宇宙の本体を飲む
コップ一杯の水を飲む。
それは日常の中でもっとも取るに足らない行為の一つだと思われている。
だが本当は、私たちはその瞬間、宇宙そのものを体内に迎え入れているのかもしれない。
水の分子式は H₂O。
その中に含まれる水素は、約138億年前のビッグバン直後に誕生した、宇宙最古の元素だ。
つまり、私たちが水を飲むたび、宇宙の始まりから存在し続けてきた物質を、何の儀式もなく体内に通している。
酸素は星の内部で生まれ、水素は宇宙の夜明けに生まれた。
その二つが結びついた水は、時間の異なる起源を同時に抱えた存在である。
水を飲むとは、宇宙の「最初」と「途中経過」を一緒に飲み干す行為だ。
さらに視点をミクロに向けると、驚くべき事実が現れる。
水を構成する原子の内部は、ほとんどが空間だ。
原子核をパチンコ玉とすれば、電子は何キロも離れた場所を回っているようなもの。
私たちが「確かな液体」として感じている水の正体は、99.9999999%以上が何もない空間なのである。

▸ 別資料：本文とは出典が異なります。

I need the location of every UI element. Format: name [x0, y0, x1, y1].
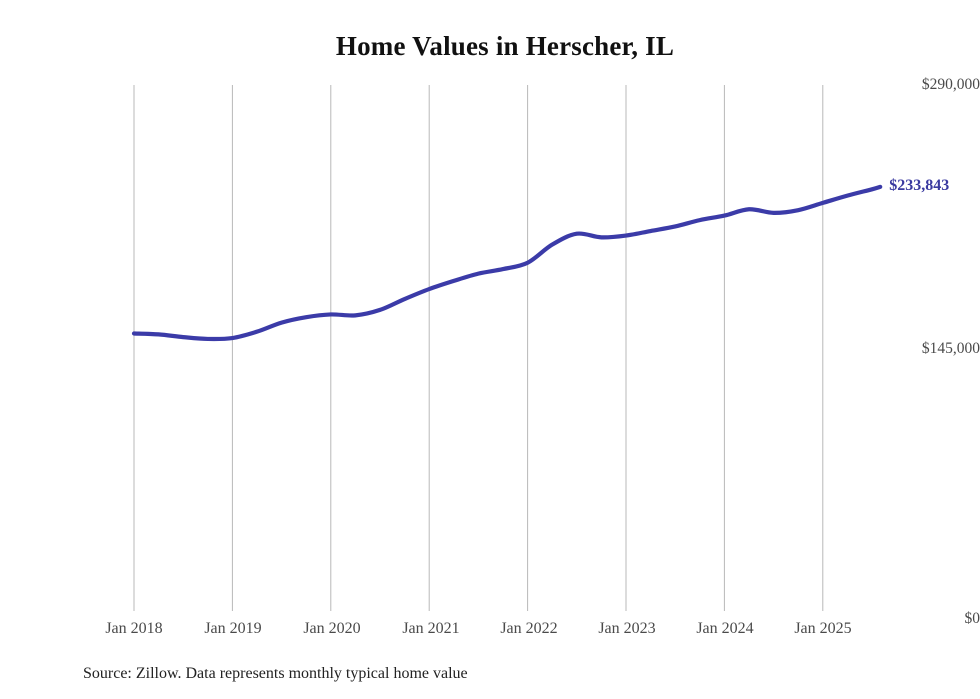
x-axis-tick-label-jan-2025: Jan 2025: [794, 620, 852, 637]
x-axis-tick-label-jan-2022: Jan 2022: [500, 620, 558, 637]
x-axis-tick-label-jan-2018: Jan 2018: [105, 620, 163, 637]
source-caption: Source: Zillow. Data represents monthly …: [83, 665, 468, 682]
x-axis-tick-label-jan-2023: Jan 2023: [598, 620, 656, 637]
x-axis-tick-label-jan-2021: Jan 2021: [402, 620, 460, 637]
end-value-annotation: $233,843: [889, 176, 950, 194]
x-axis-tick-label-jan-2024: Jan 2024: [696, 620, 754, 637]
y-axis-tick-label-middle: $145,000: [921, 340, 980, 357]
y-axis-tick-label-top: $290,000: [921, 76, 980, 93]
chart-title: Home Values in Herscher, IL: [335, 31, 675, 61]
x-axis-tick-label-jan-2019: Jan 2019: [204, 620, 262, 637]
vertical-gridlines: [133, 85, 824, 611]
home-value-line-series: [131, 184, 883, 342]
x-axis-tick-label-jan-2020: Jan 2020: [303, 620, 361, 637]
y-axis-tick-label-zero: $0: [964, 610, 980, 627]
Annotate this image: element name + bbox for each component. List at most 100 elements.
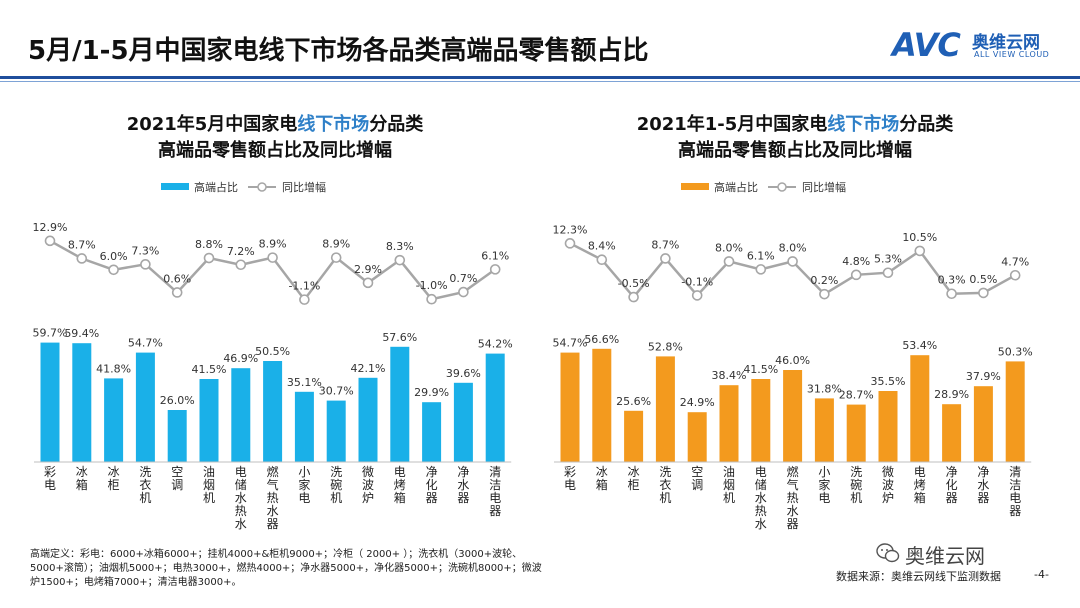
avc-logo: AVC 奥维云网 ALL VIEW CLOUD [892,26,1062,66]
chart-title-part: 分品类 [899,113,954,135]
bar [910,355,930,462]
legend-bar-label: 高端占比 [194,180,238,194]
legend-line-marker [257,182,267,192]
line-point [426,293,437,305]
category-label: 电储水热水器 [755,465,767,530]
line-data-label: 8.4% [588,240,616,253]
line-point [628,291,639,303]
line-point [458,286,469,298]
category-label: 净水器 [457,465,469,505]
bar [942,404,962,462]
bar-data-label: 26.0% [160,394,195,407]
category-label: 洗衣机 [139,465,151,505]
bar-data-label: 56.6% [584,333,619,346]
category-label: 清洁电器 [489,465,501,518]
bar-data-label: 31.8% [807,382,842,395]
bar-data-label: 50.5% [255,345,290,358]
bar [783,370,803,462]
line-point [819,288,830,300]
line-data-label: 12.9% [33,221,68,234]
line-point [171,287,183,298]
chart-title-line2: 高端品零售额占比及同比增幅 [158,139,392,161]
bar [326,400,346,462]
bar [263,361,283,462]
line-point [660,253,671,264]
data-source: 数据来源：奥维云网线下监测数据 [836,570,1001,583]
chart-title-highlight: 线下市场 [827,113,899,135]
bar-data-label: 46.0% [775,354,810,367]
category-label: 微波炉 [882,465,894,505]
line-data-label: 5.3% [874,253,902,266]
line-data-label: 4.8% [842,255,870,268]
bar [624,410,644,462]
line-point [787,256,798,267]
category-label: 净化器 [946,465,958,505]
bar [814,398,834,462]
bar [135,352,155,462]
line-data-label: 8.7% [68,238,96,251]
line-data-label: 8.9% [322,238,350,251]
category-label: 电烤箱 [394,465,406,505]
bar [719,385,739,462]
bar [72,343,92,462]
wechat-icon [876,543,900,563]
title-divider-thin [0,81,1080,82]
bar-data-label: 24.9% [680,396,715,409]
bar [560,352,580,462]
bar [846,404,866,462]
bar-data-label: 54.2% [478,338,513,351]
bar-data-label: 54.7% [553,337,588,350]
line-point [76,253,88,264]
line-data-label: -1.1% [288,280,320,293]
bar-data-label: 42.1% [351,362,386,375]
bar-data-label: 57.6% [382,331,417,344]
bar-data-label: 29.9% [414,386,449,399]
category-label: 清洁电器 [1009,465,1021,518]
category-label: 燃气热水器 [787,464,799,530]
bar [878,391,898,462]
legend-bar-swatch [681,183,709,190]
bar-data-label: 41.5% [192,363,227,376]
bar-data-label: 50.3% [998,345,1033,358]
bar-data-label: 25.6% [616,395,651,408]
category-label: 空调 [171,465,183,492]
bar [167,410,187,462]
line-data-label: 10.5% [902,231,937,244]
line-point [394,254,406,266]
line-data-label: 4.7% [1001,255,1029,268]
bar [104,378,124,462]
line-data-label: 8.8% [195,238,223,251]
bar [358,377,378,462]
bar-data-label: 41.8% [96,362,131,375]
line-point [564,238,576,249]
line-point [755,264,767,275]
category-label: 电储水热水器 [235,465,247,530]
line-point [596,254,608,266]
bar [1005,361,1025,462]
line-data-label: 8.7% [651,238,679,251]
line-point [330,252,342,263]
category-label: 油烟机 [203,465,215,505]
bar [231,368,251,462]
logo-mark: AVC [892,26,961,64]
bar-data-label: 37.9% [966,370,1001,383]
category-label: 冰箱 [76,465,88,492]
bar-data-label: 59.4% [64,327,99,340]
bar [687,412,707,462]
chart-title-line2: 高端品零售额占比及同比增幅 [678,139,912,161]
line-point [267,252,278,263]
category-label: 冰箱 [596,465,608,492]
bar [973,386,993,462]
line-point [723,256,735,267]
category-label: 洗碗机 [850,465,862,505]
line-point [882,267,894,279]
line-data-label: 8.9% [259,238,287,251]
bar [199,379,219,462]
bar-data-label: 28.7% [839,389,874,402]
line-point [44,235,56,247]
line-data-label: 0.2% [810,274,838,287]
line-point [140,259,151,270]
bar-data-label: 28.9% [934,388,969,401]
line-data-label: 6.0% [100,250,128,263]
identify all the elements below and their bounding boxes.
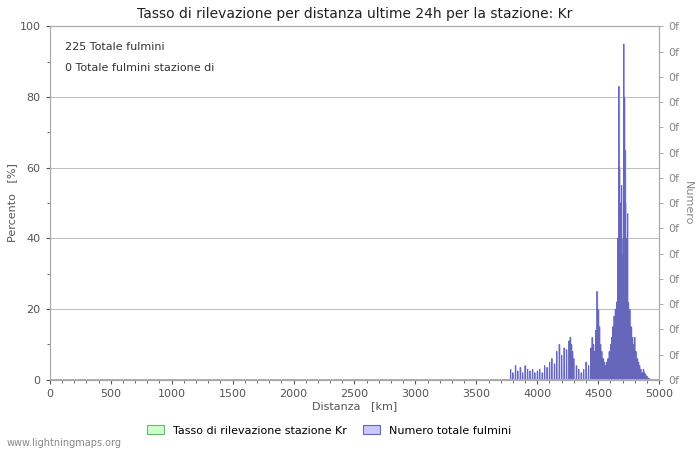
Text: 0 Totale fulmini stazione di: 0 Totale fulmini stazione di [65,63,214,73]
Y-axis label: Numero: Numero [683,181,693,225]
Title: Tasso di rilevazione per distanza ultime 24h per la stazione: Kr: Tasso di rilevazione per distanza ultime… [136,7,572,21]
Y-axis label: Percento   [%]: Percento [%] [7,164,17,243]
Text: 225 Totale fulmini: 225 Totale fulmini [65,42,164,52]
Text: www.lightningmaps.org: www.lightningmaps.org [7,438,122,448]
X-axis label: Distanza   [km]: Distanza [km] [312,401,397,412]
Legend: Tasso di rilevazione stazione Kr, Numero totale fulmini: Tasso di rilevazione stazione Kr, Numero… [143,421,515,440]
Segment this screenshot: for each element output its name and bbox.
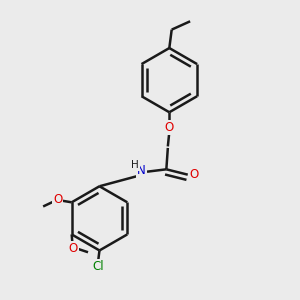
Text: O: O: [68, 242, 78, 255]
Text: H: H: [131, 160, 139, 170]
Text: Cl: Cl: [92, 260, 104, 273]
Text: O: O: [165, 121, 174, 134]
Text: O: O: [190, 168, 199, 181]
Text: O: O: [53, 194, 62, 206]
Text: N: N: [137, 164, 146, 177]
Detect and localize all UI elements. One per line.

つまり私たちは、水という「物」を飲んでいるのではない。
宇宙の隙間を、喉で感じている。
冷たさ、潤い、喉を通る感覚。
それらは物質そのものではなく、分子と分子が交わす電磁気的なやり取りにすぎない。
宇宙の本体とは、固体や液体ではなく、力と力の相互作用なのだ。
水を飲む瞬間、あなたの体内では、
電磁気力が働き、熱が移動し、分子が振動し、情報が神経を走る。
そこでは宇宙の基本法則が、寸分の狂いもなく実行されている。
さらに、水は地球だけの産物ではない。
宇宙空間には、水蒸気や氷が無数に漂っている。
地球の水もまた、彗星や小惑星が運んできた「宇宙の落とし物」である可能性が高い。
水は、星が生まれ、壊れ、その残骸が巡り巡って生まれた宇宙の循環物だ。
H₂Oとは、宇宙の輪廻転生が作り出した、極めて簡潔な記号なのである。
水を飲むことは、単なる水分補給ではない。
それは、宇宙の歴史、空間、法則、循環を、
自分の血と細胞の一部として引き受ける行為だ。
カール・セーガンは言った。
「私たちは、宇宙が自分自身を知るための手段である」
もしそうなら、水を飲むあなたの体は、
宇宙の出張所なのだろう。
宇宙はあなたの喉を通り、あなたの体を使って、自分自身の味を確かめている。
次に水を飲むとき、ほんの一瞬でいい。
それを「ただの水」と思うのをやめてみてほしい。
あなたは今、
宇宙の本体を飲んでいる。
そう思えたとき、
日常は静かに、神聖な儀式へと変わる。